The same 24 hours in a day

Love Island alumni Molly-Mae Hague caused quite the stir when she went on the Diary of a CEO podcast and said: "You're given one life and it's down to you what you do with it. When I've spoken about that in the past, I have been slammed a little bit, with people saying, 'It's easy for you to say that, you've not grown up in poverty, you've not grown up with major money struggles, so for you to sit there and say that we all have the same 24 hours in a day, it's not correct.' And I'm like, ‘but technically what I'm saying is correct.’”

She’s right – why don’t all poor people just work harder? Why don’t all homeless people just buy a house?




“Get your f***ing ass up and work”

On a similar note, Kim Kardashian found herself at the centre of a social media storm after slamming women in business for ‘not wanting to work anymore’ and telling them to “get your f***ing ass up and work”.

Kim later said the comments had been taken out of context in a half-baked apology, and felt the wrath of meme makers across the world.




Big Jet TV

Remember Big Jet TV? What a day that was.

Storm Eunice hit the UK hard in February with winds of up to 100mph battering the country, and while most took shelter indoors, the incredibly addictive YouTube stream Big Jet TV quickly became one of the most popular things on the internet.

People tuned in to watch planes land at Heathrow in the most testing circumstances imaginable, with the channel, which is run by presenter, producer and editor Jerry Dyer, giving a blow-by-blow account of aircraft making their descent into London's Heathrow Airport. It was wholesome content, which reminded us of an airborne version of Francis Bourgeois’s train videos.

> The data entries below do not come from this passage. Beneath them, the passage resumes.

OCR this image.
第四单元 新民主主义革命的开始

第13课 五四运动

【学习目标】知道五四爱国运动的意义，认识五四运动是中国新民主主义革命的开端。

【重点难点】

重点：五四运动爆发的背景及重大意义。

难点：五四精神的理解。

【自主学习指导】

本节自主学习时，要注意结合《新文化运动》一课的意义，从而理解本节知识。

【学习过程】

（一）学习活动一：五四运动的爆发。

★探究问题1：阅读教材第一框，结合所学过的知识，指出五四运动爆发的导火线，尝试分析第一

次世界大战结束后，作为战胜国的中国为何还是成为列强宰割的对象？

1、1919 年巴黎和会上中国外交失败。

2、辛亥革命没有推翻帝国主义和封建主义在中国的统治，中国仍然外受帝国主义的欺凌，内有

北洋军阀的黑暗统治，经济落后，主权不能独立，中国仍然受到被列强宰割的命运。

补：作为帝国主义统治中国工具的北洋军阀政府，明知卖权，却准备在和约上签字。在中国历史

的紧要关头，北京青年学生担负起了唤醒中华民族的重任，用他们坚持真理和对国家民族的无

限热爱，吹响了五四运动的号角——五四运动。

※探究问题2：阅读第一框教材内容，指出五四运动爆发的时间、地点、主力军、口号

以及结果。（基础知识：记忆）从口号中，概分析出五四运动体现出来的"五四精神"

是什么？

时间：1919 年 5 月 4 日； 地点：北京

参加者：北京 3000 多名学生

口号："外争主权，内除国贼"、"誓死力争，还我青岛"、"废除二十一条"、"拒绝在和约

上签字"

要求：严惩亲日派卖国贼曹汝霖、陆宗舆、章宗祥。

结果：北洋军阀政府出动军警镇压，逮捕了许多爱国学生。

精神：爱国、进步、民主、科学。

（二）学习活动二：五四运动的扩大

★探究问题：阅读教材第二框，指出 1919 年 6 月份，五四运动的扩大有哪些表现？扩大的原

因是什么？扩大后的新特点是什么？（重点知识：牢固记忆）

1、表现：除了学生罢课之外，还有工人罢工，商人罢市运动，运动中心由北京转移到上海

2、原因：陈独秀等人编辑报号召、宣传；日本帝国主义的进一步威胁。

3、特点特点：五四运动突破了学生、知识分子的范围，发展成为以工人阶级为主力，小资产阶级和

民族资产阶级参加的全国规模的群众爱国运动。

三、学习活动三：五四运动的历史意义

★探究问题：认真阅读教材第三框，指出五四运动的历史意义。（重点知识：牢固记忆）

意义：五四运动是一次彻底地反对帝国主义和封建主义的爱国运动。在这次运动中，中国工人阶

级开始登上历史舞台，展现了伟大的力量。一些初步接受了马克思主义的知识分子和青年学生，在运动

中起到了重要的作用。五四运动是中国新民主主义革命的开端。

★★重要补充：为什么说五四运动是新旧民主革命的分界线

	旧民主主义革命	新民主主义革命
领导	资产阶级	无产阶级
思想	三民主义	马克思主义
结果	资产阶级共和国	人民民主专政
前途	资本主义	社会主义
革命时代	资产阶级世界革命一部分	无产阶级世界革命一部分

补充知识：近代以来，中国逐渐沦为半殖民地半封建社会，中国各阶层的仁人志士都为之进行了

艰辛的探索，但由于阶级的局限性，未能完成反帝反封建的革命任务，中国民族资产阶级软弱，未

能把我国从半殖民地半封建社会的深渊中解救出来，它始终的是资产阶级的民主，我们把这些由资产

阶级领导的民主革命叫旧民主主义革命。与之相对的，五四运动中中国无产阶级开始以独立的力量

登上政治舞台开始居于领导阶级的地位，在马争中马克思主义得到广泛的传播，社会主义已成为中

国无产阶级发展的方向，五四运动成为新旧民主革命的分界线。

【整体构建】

"My money don't jiggle jiggle"

@dukeandjones

My money don’t jiggle jiggle, it folds 💯💰 #louistheroux #ameliadimoldenberg #chickenshopdate #autotune #remix #fyp

Louis Theroux is never far away from the public’s attention, but it took a Chicken Shop Date with Amelia Dimoldenberg to make him the most shared viral rapper of the year.

The much-loved journalist and filmmaker was recalling the rapping he did in an old episode his Weird Weekends show when he dropped the lines “My money don't jiggle, jiggle, it folds. I like to see you wiggle, wiggle, for sure…”

From there, the internet was hooked, and pretty much every TikTok video for the next months had the same soundtrack.


Wordle


It’s hard to believe, but Wordle blowing up and becoming a massive thing actually happened this year. It feels like it’s been around for years, but it became a phenomenon in January, and back then it was basically the only thing people talked about online. Innocent times indeed.


“She’s a 10, but...”

Another trend we can’t believe only happened a few months ago. “She’s a 10” began on TikTok and involved users proposing scenarios where their partner is perfect in every way apart from one specific personality trait that can significantly decrease their attractiveness.

Hilarity ensued, for a short while.


Doors vs. wheels

It was the question that dominated discourse for a good week or two, and it’s one that still divides opinion even now.

But just what is there more of in the world? Doors or wheels?

Just like Laurel vs Yanny and blue and black vs white and gold dress debate before it, it split opinion and gave us some classic viral content back in March.